For more detailed information on ethical considerations for this model, please see the Model Card++ Explainability, Bias, Safety & Security, and Privacy Subcards below.

Please report model quality, risk, security vulnerabilities or NVIDIA AI Concerns here.

Bias

Field	Response
Participation considerations from adversely impacted groups protected classes in model design and testing:	None
Measures taken to mitigate against unwanted bias:	None

Explainability

Field	Response
Intended Task/Domain:	Visual Feature Extraction
Model Type:	Vision Transformer
Intended Users:	Developers of downstream vision applications
Output:	Image embeddings
Describe how the model works:	The model takes an image as input, processes the image through multiple transformer blocks, and outputs summary and patch embeddings.
Name the adversely impacted groups this has been tested to deliver comparable outcomes regardless of:	Not Applicable
Technical Limitations:	This model generates image embeddings that can be used by a downstream model to, for example, classify images.
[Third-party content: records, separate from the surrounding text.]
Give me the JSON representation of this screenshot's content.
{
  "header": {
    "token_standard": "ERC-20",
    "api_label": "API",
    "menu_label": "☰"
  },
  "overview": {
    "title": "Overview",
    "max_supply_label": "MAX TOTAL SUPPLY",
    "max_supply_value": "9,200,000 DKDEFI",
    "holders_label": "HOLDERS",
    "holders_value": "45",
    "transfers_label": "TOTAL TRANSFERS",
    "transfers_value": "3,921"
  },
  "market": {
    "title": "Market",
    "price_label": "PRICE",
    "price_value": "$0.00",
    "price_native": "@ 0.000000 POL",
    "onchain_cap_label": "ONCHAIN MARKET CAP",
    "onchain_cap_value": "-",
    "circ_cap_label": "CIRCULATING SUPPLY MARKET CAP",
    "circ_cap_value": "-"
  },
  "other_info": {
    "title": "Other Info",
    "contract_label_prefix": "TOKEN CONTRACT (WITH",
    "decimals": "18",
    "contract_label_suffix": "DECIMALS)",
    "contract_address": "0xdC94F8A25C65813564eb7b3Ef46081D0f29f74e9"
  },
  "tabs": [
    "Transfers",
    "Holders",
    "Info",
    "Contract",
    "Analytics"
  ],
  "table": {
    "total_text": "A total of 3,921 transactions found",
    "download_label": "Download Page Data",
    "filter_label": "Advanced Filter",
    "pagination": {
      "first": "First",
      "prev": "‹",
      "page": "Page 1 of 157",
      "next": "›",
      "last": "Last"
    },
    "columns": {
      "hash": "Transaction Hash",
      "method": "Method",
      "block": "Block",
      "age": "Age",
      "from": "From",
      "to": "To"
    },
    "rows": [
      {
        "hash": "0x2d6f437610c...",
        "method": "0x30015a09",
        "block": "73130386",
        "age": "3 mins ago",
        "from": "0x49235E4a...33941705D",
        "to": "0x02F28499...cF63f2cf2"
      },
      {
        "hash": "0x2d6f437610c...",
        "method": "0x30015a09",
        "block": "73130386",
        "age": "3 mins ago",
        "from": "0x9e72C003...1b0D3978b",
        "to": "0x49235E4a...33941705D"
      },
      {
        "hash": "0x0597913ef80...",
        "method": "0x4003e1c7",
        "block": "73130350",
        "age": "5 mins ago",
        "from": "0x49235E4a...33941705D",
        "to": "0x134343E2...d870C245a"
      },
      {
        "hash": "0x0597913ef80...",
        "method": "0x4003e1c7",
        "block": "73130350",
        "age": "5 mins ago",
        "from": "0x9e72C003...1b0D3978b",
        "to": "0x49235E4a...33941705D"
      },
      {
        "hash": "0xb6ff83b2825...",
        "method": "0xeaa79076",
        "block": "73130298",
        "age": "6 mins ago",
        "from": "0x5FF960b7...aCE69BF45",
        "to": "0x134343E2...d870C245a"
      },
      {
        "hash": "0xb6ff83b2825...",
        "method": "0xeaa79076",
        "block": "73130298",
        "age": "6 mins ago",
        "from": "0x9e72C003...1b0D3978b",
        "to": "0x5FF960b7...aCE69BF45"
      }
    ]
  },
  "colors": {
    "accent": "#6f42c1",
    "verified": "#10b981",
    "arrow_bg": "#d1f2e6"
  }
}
The downstream model must be trained to leverage the visual embeddings. This model is only tested on input resolutions ranging from 256 to 2048, in increments of 16 pixels. This model may fail to surface information about the orientation of objects (e.g. whether a traffic sign points left/right).
Verified to have met prescribed NVIDIA quality standards:	Yes
Performance Metrics:	Image classification accuracy, semantic segmentation mean-over-intersection.
Potential Known Risks:	This model may not perform well on visual domains that are not represented in the training data. The generated embeddings might fail to disambiguate differences that appear evident to humans (e.g. two images showing different breeds of dogs might in fact produce very similar embeddings). Domain-specific evaluation is required for the target application.
Licensing:	NVIDIA Open Model License

Privacy

Field	Response
Generatable or reverse engineerable personal data?	No
Personal data used to create this model?	None Known
How often is dataset reviewed?	Before Every Release
Is there provenance for all datasets used in training?	Yes
Does data labeling (annotation, metadata) comply with privacy laws?	Yes
Is data compliant with data subject requests for data correction or removal, if such a request was made?	Yes
Was data from user interactions with the AI model (e.g. user input and prompts) used to train the model?	No
Applicable Privacy Policy	https://www.nvidia.com/en-us/about-nvidia/privacy-policy/

Safety

Field	Response
Model Application Field(s):	Generation of visual embeddings
Describe the life critical impact (if present).	Not Applicable
Use Case Restrictions:	Abide by NVIDIA Open Model License Agreement
Model and dataset restrictions:	The Principle of least privilege (PoLP) is applied limiting access for dataset generation and model development. Restrictions enforce dataset access during training, and dataset license constraints adhered to.